SEN. SUSAN COLLINS (R), MAINE: I don't think so, Judy. Well, I don't think that Secretary Rumsfeld should resign.

It's evident that we need a thorough investigation to find out how the discipline so broke down at that prison, how these atrocities were allowed to occur. It's certainly goes beyond just a few prison guards. I just cannot conceive that these guards, on their own initiatives, undertook these acts. I think there's more to this story yet to come.

WOODRUFF: Senator, today the Army Times, which you know is circulated widely among the military, members of the military, in an editorial said this was not just a failure of leadership at the local command level. This was a failure that ran straight to the top. Accountability here is essential.

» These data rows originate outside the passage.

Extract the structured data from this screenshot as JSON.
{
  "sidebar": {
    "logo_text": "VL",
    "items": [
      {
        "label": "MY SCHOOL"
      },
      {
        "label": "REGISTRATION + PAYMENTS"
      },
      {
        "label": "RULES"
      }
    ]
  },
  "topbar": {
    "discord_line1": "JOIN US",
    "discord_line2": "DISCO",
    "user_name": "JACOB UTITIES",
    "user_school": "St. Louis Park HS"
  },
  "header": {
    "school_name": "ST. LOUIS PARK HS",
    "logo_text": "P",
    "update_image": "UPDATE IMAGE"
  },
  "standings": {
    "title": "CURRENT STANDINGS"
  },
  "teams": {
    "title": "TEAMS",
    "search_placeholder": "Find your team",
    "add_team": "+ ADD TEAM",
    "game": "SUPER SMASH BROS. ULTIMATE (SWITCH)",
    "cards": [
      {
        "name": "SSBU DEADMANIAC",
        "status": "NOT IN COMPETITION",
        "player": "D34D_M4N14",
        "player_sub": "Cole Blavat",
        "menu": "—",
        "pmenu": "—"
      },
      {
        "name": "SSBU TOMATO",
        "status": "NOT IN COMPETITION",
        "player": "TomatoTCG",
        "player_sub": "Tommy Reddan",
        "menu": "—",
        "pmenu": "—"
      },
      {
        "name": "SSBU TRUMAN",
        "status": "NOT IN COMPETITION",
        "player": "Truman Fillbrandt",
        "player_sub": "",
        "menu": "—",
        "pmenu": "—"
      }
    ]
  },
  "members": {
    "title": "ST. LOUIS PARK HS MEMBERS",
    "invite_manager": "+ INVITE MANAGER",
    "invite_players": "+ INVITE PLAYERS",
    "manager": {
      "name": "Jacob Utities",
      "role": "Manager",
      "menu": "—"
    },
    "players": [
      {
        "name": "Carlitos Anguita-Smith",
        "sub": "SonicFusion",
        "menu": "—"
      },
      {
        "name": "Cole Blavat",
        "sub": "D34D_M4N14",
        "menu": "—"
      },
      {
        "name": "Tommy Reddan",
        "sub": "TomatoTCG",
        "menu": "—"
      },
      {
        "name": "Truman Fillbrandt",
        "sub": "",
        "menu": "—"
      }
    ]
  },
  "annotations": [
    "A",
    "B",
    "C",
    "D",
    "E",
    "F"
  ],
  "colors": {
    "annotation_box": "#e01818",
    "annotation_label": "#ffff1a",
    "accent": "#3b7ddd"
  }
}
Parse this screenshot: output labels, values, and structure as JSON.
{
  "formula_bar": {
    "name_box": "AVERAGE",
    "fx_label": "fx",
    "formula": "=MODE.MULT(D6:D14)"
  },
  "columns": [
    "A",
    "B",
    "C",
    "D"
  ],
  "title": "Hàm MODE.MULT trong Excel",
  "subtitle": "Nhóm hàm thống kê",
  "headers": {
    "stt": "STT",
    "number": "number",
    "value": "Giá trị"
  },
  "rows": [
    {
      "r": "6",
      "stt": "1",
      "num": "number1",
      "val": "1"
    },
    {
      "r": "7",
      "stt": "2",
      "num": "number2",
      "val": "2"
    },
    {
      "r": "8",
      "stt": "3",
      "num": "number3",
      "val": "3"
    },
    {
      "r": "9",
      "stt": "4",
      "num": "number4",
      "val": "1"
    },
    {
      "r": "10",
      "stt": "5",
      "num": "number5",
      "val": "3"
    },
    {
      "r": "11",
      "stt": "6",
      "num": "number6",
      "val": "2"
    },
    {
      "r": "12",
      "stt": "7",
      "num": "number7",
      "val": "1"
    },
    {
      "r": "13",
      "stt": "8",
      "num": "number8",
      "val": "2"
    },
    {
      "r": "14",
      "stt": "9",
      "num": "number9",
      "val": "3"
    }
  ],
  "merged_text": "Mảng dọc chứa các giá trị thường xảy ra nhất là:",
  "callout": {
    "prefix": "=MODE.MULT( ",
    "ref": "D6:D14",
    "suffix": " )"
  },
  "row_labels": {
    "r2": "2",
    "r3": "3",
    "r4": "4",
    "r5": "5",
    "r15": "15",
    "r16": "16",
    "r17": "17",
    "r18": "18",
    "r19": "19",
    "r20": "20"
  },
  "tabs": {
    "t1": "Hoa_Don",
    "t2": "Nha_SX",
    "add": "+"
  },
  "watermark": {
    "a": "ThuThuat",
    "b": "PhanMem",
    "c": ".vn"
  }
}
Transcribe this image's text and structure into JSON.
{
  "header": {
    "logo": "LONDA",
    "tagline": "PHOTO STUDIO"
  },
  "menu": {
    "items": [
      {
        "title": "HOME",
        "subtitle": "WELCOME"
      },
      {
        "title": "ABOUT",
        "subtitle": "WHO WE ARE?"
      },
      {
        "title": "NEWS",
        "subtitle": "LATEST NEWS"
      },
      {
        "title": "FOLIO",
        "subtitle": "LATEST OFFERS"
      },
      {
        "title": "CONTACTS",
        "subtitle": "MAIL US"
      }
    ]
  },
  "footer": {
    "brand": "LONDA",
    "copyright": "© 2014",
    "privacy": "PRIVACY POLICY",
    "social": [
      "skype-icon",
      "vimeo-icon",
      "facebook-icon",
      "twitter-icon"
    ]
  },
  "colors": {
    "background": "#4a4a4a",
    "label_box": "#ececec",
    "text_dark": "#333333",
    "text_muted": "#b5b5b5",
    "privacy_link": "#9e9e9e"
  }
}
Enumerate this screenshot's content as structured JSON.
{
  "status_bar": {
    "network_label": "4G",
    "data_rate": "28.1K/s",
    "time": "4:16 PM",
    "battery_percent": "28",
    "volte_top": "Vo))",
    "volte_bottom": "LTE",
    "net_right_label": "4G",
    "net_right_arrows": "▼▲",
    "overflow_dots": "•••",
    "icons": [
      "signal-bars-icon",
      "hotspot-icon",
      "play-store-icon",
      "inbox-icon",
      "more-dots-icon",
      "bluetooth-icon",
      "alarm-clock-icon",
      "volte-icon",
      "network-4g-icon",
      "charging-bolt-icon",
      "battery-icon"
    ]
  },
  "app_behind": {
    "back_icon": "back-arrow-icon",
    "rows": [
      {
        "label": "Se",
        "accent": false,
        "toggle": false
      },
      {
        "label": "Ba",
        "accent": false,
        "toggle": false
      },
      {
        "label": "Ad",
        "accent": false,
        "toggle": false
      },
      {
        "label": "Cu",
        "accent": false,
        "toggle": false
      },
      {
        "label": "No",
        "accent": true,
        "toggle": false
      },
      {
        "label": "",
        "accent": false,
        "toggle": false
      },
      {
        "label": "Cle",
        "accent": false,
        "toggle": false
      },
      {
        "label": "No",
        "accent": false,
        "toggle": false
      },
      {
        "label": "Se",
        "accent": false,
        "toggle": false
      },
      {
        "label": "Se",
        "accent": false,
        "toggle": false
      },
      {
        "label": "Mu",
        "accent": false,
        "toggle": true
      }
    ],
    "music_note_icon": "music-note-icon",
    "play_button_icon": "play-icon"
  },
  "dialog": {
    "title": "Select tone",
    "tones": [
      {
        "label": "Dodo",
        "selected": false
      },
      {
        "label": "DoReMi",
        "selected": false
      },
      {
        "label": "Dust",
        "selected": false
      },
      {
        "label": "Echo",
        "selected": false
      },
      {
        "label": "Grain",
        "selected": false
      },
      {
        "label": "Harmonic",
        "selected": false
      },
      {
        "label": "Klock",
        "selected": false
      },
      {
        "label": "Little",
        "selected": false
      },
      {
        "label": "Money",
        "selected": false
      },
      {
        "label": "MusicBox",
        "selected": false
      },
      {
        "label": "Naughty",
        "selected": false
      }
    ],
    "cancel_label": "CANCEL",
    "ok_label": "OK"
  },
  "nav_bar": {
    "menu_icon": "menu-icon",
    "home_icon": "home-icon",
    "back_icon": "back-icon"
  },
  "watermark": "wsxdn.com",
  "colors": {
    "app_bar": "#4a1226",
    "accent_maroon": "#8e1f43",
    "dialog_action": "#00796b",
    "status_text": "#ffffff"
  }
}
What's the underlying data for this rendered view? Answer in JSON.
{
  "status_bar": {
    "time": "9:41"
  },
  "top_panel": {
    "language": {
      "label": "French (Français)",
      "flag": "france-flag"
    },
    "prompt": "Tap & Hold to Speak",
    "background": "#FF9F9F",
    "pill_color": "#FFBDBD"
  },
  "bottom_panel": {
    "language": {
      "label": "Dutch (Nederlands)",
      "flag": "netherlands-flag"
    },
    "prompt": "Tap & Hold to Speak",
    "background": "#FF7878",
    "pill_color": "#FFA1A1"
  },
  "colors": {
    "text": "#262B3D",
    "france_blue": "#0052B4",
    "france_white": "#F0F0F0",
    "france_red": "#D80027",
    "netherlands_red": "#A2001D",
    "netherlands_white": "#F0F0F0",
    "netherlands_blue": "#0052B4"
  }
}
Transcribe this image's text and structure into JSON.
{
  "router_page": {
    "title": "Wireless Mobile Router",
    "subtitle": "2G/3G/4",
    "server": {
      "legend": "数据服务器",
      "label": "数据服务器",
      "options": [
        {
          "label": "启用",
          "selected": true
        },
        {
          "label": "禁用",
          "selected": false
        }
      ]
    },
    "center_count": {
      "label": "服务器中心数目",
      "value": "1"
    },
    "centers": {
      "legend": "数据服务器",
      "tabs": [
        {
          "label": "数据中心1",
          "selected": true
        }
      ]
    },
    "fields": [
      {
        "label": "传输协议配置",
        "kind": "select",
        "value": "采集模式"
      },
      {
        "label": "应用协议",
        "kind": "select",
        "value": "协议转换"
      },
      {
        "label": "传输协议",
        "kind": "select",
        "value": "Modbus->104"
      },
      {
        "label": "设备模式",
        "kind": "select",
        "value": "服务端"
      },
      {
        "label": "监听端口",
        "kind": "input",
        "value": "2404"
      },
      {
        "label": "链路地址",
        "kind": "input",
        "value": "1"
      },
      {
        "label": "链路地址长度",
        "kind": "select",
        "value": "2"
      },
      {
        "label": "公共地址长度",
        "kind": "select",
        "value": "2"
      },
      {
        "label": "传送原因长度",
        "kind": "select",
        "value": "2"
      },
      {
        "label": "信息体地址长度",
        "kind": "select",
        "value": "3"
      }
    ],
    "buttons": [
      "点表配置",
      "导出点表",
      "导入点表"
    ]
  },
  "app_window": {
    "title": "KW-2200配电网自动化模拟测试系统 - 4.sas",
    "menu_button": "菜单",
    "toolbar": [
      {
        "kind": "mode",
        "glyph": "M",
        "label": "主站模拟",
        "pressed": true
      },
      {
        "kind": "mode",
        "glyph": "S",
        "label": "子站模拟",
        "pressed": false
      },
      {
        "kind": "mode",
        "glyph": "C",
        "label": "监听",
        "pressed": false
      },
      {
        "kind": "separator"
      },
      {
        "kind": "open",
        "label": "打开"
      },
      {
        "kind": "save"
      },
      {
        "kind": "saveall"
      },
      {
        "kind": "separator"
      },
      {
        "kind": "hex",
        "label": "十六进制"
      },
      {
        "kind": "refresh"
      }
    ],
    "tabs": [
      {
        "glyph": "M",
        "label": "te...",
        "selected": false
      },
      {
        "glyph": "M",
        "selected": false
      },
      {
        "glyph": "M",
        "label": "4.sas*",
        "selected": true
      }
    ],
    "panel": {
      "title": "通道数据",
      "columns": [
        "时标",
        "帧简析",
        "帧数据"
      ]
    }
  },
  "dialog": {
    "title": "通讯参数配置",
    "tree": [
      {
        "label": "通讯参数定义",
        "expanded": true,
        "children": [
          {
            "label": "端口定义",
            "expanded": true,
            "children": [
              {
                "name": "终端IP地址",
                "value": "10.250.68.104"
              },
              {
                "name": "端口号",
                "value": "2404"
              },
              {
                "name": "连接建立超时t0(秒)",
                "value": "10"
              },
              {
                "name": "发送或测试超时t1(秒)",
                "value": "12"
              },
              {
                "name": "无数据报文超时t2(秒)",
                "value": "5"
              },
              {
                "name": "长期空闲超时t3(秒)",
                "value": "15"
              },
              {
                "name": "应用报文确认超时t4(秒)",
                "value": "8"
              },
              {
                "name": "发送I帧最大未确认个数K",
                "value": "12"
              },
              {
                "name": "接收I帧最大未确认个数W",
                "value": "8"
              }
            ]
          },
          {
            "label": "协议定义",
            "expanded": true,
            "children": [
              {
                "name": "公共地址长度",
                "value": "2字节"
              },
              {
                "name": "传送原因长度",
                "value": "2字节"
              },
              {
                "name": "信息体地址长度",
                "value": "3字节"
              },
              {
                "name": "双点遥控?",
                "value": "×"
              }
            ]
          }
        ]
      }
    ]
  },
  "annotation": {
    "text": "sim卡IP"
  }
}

What's your reaction to that?

COLLINS: Accountability is essential. We need to find out why military intelligence was apparently running this prison. We need to discover whether the abuses occurred elsewhere. And we need to know for certain whether anyone instructed the guards to treat the prisoners in such a horrendous manner. As I said, I just don't think that the guards on their own would have come up with these bizarre and abusive activities.

WOODRUFF: The International Red Cross is confirming, Senator, that it was issuing warnings to the Bush administration early into 2003, soon after the war ended, about the abuse of prisoners. Is anyone looking into that?

COLLINS: Yes. We are going to take a look at the report that the International Red Cross apparently provided.

It's very troubling to me if the Red Cross or any other outside group alerted members of the military or administration officials to these abuses. It's particularly disturbing if there were no actions taken in response to these findings by respected groups such as the Red Cross.

WOODRUFF: Senator, we know there's now discussion among the members of the Senate, the Pentagon, the administration about what to do with these apparently hundreds of additional pictures and some videos of further abuse. Is it your view that those pictures and videos should be made public? COLLINS: I do believe they should be made public. Otherwise, I fear what will happen is they will dribble out bit by bit over the next few months, making the tasks of our soldiers that much more difficult in Iraq.

One of the tragedies of this story is that vast majority of American troops every day are acting honorably and with compassion and courage in Iraq. And their efforts are undermined by the actions of some who treated the prisoners so abysmally. I think we've got to get the whole story out on the table, even though I know it's going to be very disturbing to everyone.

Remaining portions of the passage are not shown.